I wrote a piece of text for the degree show publication based on a photograph taken on my first day of school - 1st September 2002. I studied the photograph for some time and tried to remember how I felt then in that moment the photo was taken, trying to capture it through text. I interlocked my study of the photograph, what went on in the image with my own feelings and experiences at the time. This created an interesting read of two perspectives.
Edited by Nathan Jones
Typeset by Mark Simmonds
Printed and bound in Liverpool
.................
I hold this
photograph in my hand. It is a memory. I feel if I blink I am going to be an
old lady. But then, as though the photograph is leaking, I feel the pleasure my
parents felt in me that day. My first day of school. The 1st September 2002. We
are six and seven years old. I am led to stand in line with the other new
children, by an older pupil. We are waiting for our turn. Standing in line is
something that grown-ups do, and it is as though we have gotten older just by
this simple action. Guided to experience our first bell. The first step to
growing up.
I am
moving closer, step by step
I am
becoming older
I am wearing
a white blouse that is too big, and I can’t walk because the bow on my skirt
catches my knees.

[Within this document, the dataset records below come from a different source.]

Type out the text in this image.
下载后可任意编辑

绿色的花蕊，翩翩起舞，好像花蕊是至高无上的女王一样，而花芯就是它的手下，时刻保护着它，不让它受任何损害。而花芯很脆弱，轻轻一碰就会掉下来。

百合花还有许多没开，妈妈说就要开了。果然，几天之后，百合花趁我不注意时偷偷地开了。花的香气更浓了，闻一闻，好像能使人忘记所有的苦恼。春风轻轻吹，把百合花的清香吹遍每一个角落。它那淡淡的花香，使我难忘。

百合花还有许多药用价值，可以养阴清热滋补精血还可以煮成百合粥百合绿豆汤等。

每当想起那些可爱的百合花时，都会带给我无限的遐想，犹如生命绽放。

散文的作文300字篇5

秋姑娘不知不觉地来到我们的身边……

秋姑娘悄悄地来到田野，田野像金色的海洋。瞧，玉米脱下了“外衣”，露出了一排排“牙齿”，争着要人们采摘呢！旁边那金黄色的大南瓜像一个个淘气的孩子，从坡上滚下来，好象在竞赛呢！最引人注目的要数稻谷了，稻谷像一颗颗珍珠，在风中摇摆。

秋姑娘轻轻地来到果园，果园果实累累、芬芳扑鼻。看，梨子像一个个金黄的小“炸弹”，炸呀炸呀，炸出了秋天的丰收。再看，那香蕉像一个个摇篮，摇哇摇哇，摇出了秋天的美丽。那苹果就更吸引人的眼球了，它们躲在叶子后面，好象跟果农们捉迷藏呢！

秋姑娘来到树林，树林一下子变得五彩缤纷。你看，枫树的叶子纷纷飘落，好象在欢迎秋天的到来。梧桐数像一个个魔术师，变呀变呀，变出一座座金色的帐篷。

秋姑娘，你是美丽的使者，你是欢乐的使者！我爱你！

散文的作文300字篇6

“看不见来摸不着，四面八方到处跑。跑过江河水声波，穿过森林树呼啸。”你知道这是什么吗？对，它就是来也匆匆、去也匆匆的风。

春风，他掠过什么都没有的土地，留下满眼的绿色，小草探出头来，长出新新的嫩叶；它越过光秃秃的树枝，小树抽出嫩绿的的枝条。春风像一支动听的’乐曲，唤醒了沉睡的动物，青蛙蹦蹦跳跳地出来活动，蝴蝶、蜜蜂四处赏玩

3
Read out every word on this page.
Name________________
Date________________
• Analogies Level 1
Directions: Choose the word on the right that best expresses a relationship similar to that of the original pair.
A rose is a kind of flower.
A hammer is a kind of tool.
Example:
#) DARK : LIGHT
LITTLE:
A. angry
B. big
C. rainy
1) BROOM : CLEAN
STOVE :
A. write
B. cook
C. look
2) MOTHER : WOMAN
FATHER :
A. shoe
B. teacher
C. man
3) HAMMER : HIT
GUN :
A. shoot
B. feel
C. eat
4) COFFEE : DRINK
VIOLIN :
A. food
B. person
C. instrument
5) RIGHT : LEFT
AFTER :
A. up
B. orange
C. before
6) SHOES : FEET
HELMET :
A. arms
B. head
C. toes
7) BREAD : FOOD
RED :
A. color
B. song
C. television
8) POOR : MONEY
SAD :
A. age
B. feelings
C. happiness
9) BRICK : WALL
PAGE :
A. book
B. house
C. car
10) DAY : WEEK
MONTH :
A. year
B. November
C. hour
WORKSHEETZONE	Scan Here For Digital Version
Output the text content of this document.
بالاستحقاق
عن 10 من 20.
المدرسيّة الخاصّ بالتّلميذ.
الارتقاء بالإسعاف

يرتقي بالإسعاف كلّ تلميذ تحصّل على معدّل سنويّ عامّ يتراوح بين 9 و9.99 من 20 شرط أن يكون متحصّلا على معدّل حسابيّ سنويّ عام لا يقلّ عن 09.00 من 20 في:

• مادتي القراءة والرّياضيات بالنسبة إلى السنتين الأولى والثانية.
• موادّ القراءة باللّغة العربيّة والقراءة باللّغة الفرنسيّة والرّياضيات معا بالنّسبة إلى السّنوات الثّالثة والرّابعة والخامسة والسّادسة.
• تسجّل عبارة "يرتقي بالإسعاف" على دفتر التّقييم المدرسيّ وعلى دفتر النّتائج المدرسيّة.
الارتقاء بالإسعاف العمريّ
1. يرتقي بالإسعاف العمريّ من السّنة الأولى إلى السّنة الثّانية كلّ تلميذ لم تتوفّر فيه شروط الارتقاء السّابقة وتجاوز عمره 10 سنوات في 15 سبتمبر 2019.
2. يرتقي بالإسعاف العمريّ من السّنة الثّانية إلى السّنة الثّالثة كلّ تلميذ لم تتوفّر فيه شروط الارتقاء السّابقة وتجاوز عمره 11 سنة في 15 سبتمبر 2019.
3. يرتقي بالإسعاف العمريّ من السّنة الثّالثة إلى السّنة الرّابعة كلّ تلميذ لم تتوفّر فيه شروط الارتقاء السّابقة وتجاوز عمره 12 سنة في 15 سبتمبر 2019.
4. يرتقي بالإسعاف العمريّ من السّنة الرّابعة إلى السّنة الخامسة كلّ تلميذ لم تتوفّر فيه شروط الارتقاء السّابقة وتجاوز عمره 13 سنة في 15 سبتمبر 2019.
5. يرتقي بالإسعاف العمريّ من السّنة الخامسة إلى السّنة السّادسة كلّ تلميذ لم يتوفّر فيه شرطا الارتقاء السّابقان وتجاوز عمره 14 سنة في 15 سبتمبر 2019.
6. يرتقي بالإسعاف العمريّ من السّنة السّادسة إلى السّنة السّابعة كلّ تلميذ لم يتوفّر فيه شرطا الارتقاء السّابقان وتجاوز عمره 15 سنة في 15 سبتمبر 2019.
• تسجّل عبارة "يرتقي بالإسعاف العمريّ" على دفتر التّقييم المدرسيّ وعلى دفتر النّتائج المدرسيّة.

The ruffles in my blouse, even then I knew they were over the
top. The boys are wearing white shirts and neckties, they feel silly, too old,
like men at a wedding. I imagine them now, fifteen years older in the same
clothes. The same look of worry and boredom, the same long stem carnations in
their hands. Funeral flowers! Later we will hand the flowers to our teacher. I
pass the five boys in front line. Four of them are holding flowers upside down,
their mums have told them that if you hold flowers upside down the sap is kept
in the blooms, not the stems. Is this a tradition? I think it is. Has the blood
left my face?
The
sound pierces me, it holds me
It shakes my core
What catches
my eye in this image is my long silver hairclip on my thick brown hair. It
reminds me of the morning of the ceremony, when my mum proudly pushed my hair
back and clipped it, patted my head. I was her only child then. I think my dad
is behind the camera.
A
moment, a snap
It’s
the sound of time
It surrounds me, it is with
me, It is in me
Right in the
middle of the photograph there is a woman with fluffy brown hair, she is also
the only person looking into the camera. Is she smiling? Is she staring? Her
hair makes her look like a clown. Above sun is shining onto the windows of the
school. You can just about make out
people standing at the window of the first floor. Two women, one in light blue
top and one in white and a woman in black top with folded arms. All standing
and observing what is happening outside. They are part of the ceremony and part
of the experience, looking down.
Harsh
and kind
I
blink
It’s
gone
My eyes are
captured by an older woman in the right corner of the photographs, dressed in
white linen with gold buttons down the center. She is looking behind her,
helping to guide the first years into their line. My first ever teacher -
Ludmila Gurjevna. She was never happy. Ludmila Gurjevna are you grumpy now? Ludmila
Gurjevna did you like me? I was so so quiet. I used to draw trees and flowers
didn’t I. I hated the feeling of chalk on my fingers. You would call me out,
and I knew the answer to the equation, but I couldn’t write it down.